Over the past seven decades, specifically since the injustice imposed on the Palestinian people as a result of the Zionist project targeting Palestine, anomalies have been building up and have been shaking the very foundations of the existing order and of any healthy development of the existing states or their people.

Continuous disintegration has infiltrated all aspects of life and activities. Furthermore, the consistent failure of states and governments in charge has further compounded the adverse effects of the problems and anomalies.

Therefore, it is very simplistic and flawed to attribute and reduce the problems in the Arab world to ethnic and religious differences, or to the Sykes-Picot territorial arrangements.

History has long bypassed the nation state concept, moving faster towards globalisation. 

There is not one country out of the 193 UN members whose population is not mixed. 

Modern democracies and the concept of citizenry, and the equality of all citizens before the law, regardless of their religious affiliations or their ethnic origins in any state, are the sound basis for solid and stable state structures.

Whether Sykes-Picot was right or wrong, whether its plans were done in good or in bad faith, it cannot be blamed for successive decades of governments’ malfunction and poor rule.

The perceived lack of peaceful ethnic and religious coexistence is not the root of the problem in any Arab country. The problems are now only due to unrelated factors. 

In every Arab country, citizens of diverse ethnic and religious backgrounds have always lived in peace and harmony for decades.

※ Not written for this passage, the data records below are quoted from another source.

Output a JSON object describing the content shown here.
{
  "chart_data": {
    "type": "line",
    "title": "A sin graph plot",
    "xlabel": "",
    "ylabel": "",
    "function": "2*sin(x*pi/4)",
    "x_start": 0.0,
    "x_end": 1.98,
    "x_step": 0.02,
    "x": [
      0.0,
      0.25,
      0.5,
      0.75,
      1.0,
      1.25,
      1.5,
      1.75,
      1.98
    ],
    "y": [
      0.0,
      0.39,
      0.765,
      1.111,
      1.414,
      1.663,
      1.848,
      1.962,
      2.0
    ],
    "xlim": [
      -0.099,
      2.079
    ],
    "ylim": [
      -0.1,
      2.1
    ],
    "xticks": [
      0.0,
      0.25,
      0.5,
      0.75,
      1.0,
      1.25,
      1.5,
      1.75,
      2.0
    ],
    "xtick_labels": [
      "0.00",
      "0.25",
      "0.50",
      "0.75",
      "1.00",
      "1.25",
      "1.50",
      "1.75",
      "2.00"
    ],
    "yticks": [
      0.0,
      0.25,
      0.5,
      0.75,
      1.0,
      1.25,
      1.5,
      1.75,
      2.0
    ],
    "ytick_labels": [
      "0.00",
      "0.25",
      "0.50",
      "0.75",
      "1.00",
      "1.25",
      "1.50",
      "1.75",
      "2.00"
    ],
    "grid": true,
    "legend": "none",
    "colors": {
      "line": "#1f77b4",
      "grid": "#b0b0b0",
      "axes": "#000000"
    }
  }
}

In some, Jordan in particular, they still do. 

In order to restore communal peace, we must deal with the root causes. 

We do not need to be taught how to live in peace with each other, to accept and respect each other, as some like to preach, because we already know that and have been practising it all along.

 

All we need is to solve chronic political problems, build democratic institutions, and guarantee good governance and justice, away from foreign interference and meddling.